吐き気で目が覚めた。

私は、いつの間にか寝てしまったようで、枕には涙の跡が残っていた。

起き上がると、更に強い吐き気がした。

酷い車酔いの様な感じで、とても気持ち悪い。

ベッドの横の棚に、楓摩が置いてくれた桶があったはず。

手を伸ばしてそれを取り、そこに吐く。

「オエエ……ゲホッ…ゴホッ…………はぁ…はぁ……ウッ…オエエ………」

吐き出すと、吐き気が止まらなくなる。

もう、胃の中は空っぽなのに、まだ吐き気がする。

ナースコール押さなきゃ…

なんとか、ナースコールを押す。

"はい、どうされました?"

「……ゲホッ…き………もち…悪くて……はぁ…はぁ…………」

"少し待ってて下さいね。今、先生呼びますから。"

そう、看護師さんは言ったものの、中々来てくれない。

楓摩…忙しいのかな…………

でも、できるだけ早く来て…

辛いよ……

「ウッ…ゲホッ……ゴボッ…………はぁ…オエエ……はぁ…はぁ……」

気持ち悪すぎて涙が出てくる。

頭もクラクラするし、もう最悪……

その時

ガラッ

「朱鳥、ごめん、遅くなった!!大丈夫?」

息を切らしながら、楓摩が入ってきた。

「……ふ………ま…ゴホッ………………」

「朱鳥、大丈夫?すごい、吐いちゃったみたいだね……。少し、吐き気止めの点滴するから、痛いよー?」

腕に痛みを感じる。

「よし、おっけー。もうすぐ、良くなるはずだからね。
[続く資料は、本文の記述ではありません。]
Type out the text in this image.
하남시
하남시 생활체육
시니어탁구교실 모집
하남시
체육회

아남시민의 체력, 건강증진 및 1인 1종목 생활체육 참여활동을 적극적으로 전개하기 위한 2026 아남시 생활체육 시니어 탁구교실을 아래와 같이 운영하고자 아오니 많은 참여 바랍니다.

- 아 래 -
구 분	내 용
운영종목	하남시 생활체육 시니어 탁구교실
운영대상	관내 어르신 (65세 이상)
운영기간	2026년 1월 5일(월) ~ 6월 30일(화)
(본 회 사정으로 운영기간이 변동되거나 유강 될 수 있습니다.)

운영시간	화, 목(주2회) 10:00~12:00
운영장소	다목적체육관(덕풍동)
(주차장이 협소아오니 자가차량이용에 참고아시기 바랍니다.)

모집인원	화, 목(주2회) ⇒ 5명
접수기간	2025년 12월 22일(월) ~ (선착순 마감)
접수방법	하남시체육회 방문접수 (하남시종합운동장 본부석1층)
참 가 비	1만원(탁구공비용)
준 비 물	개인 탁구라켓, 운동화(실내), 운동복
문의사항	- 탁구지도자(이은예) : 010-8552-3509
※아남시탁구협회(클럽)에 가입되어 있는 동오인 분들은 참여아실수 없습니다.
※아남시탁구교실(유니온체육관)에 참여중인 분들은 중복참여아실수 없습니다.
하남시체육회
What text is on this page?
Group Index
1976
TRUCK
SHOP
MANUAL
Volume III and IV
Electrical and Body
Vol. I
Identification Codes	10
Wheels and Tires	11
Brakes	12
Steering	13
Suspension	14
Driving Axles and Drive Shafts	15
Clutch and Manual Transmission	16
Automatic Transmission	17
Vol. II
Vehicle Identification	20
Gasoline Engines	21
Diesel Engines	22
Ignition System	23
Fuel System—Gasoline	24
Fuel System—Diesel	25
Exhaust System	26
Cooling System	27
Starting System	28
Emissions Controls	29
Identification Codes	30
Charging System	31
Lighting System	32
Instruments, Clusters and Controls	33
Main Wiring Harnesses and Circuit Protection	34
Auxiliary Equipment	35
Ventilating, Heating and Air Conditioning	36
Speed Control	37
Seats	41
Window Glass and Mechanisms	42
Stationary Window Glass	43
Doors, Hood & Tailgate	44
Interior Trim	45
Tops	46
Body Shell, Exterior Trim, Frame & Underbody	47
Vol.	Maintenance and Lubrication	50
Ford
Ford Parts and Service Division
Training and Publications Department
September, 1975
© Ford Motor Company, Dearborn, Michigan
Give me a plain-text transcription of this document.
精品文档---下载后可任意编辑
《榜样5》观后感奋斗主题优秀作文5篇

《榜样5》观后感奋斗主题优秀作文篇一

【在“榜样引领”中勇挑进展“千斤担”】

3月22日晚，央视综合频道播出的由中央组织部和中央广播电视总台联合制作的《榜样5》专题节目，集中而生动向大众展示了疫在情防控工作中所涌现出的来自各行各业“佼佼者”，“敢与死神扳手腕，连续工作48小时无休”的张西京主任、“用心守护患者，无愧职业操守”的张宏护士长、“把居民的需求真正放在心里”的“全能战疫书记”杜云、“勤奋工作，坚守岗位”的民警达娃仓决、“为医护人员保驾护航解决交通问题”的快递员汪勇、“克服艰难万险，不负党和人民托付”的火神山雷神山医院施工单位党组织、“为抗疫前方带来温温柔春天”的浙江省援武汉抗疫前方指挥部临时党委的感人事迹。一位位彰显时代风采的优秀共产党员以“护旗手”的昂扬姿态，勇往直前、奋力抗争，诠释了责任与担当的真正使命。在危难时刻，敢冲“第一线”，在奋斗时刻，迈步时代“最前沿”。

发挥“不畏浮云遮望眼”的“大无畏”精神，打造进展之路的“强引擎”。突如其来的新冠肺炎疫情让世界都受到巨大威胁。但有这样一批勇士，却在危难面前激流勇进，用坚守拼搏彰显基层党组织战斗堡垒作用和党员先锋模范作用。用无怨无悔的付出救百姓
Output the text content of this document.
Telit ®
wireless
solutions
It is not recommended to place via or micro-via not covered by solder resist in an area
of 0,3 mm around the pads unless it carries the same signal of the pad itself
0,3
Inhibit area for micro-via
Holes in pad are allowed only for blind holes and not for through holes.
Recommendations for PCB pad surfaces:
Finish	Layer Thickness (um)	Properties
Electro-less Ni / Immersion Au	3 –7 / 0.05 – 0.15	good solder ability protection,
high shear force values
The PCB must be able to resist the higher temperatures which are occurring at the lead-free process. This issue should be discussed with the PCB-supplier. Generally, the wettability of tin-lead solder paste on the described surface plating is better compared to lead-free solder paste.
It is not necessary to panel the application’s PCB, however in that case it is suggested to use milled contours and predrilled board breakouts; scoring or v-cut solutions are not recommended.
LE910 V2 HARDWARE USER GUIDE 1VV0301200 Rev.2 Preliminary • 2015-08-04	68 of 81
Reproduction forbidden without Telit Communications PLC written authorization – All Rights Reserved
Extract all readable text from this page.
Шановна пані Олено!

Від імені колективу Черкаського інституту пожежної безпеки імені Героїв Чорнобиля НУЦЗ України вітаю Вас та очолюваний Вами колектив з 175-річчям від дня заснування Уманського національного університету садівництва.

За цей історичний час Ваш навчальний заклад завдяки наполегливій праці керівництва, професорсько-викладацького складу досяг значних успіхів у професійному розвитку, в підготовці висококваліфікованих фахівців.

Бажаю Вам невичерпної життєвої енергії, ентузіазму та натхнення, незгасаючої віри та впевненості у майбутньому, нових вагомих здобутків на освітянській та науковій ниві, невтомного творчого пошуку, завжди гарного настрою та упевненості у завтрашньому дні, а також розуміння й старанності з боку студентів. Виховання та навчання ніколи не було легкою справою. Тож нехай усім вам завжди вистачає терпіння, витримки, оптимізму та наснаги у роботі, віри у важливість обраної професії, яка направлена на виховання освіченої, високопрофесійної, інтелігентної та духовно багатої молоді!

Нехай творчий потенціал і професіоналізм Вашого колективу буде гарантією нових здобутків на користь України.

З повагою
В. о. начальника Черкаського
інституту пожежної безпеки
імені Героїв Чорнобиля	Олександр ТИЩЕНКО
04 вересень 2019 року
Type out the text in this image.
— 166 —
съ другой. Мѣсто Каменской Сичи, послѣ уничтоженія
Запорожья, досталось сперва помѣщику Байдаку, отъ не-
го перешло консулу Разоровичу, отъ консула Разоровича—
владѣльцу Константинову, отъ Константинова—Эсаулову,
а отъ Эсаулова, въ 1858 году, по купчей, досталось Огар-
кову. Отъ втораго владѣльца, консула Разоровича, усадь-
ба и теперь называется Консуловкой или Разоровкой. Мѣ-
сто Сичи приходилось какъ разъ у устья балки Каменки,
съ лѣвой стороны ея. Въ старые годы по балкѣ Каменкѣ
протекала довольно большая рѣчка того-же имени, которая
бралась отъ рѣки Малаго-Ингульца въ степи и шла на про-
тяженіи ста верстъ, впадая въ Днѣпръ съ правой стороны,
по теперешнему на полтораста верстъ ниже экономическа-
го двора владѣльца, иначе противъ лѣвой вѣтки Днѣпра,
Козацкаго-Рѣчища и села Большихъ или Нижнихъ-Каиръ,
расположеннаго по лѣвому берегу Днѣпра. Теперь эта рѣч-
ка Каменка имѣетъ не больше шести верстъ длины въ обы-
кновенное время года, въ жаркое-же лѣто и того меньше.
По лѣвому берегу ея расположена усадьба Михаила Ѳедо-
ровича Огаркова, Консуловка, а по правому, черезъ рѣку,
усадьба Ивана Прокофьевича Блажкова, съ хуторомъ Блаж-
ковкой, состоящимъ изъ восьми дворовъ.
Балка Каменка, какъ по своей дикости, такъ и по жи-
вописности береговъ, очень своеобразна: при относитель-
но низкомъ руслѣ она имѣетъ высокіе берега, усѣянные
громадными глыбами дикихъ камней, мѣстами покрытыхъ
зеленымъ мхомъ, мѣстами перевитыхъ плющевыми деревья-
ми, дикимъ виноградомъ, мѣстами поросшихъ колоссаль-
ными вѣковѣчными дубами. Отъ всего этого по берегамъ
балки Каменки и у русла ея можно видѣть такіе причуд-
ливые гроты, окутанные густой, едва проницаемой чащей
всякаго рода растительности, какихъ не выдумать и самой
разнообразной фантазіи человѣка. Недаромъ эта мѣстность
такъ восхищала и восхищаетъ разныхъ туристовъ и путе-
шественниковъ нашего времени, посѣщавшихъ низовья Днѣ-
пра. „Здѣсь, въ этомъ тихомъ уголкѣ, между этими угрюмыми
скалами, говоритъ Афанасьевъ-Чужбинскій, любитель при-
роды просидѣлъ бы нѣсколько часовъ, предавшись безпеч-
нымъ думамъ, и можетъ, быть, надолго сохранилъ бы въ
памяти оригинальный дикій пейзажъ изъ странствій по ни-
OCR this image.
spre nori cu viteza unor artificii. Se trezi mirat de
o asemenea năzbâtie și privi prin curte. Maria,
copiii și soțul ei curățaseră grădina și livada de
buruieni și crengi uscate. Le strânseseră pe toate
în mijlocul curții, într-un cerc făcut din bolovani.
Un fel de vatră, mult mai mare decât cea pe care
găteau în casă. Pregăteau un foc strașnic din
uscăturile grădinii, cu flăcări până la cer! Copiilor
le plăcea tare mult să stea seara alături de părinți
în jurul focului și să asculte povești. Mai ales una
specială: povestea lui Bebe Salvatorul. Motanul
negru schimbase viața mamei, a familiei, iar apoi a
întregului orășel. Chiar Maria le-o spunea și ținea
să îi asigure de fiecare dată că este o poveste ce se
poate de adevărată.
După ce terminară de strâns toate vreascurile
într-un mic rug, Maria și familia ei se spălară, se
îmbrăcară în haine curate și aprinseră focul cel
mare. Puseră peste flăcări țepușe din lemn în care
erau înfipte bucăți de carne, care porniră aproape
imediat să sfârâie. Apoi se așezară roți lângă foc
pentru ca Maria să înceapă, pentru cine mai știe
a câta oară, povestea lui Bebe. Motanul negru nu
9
…よしよし、辛いな……」

そう言って楓摩は手を握ってくれた。

少し時間が経って、吐き気も収まってきた。

「朱鳥、ちょっとだけ熱計ってもいい?」

コクン

声を出すことも辛く、私は、ただ頷くだけ。

ピピピピピッ♪

体温計がなって、楓摩に抜き取られる。

「うわっ、一気に上がったね……38.7もある……………朱鳥、冷えピタ使うか?」

私は迷うことなく頷いた。

吐き気は止まったものの、相変わらず気持ちが悪い。

頭はガンガンするし、体もフラフラする。

少しして、楓摩が冷えピタを持ってきてくれて、貼ってくれた。

冷たくて…気持ちがいい。

すると、楓摩はまた、手を握ってくれた。

「朱鳥、もう寝な。その方が楽だよ……」

楓摩は、そう言ってお腹をポンポンとリズムよく叩いてくれる。

お陰で私は、安心して眠りについた。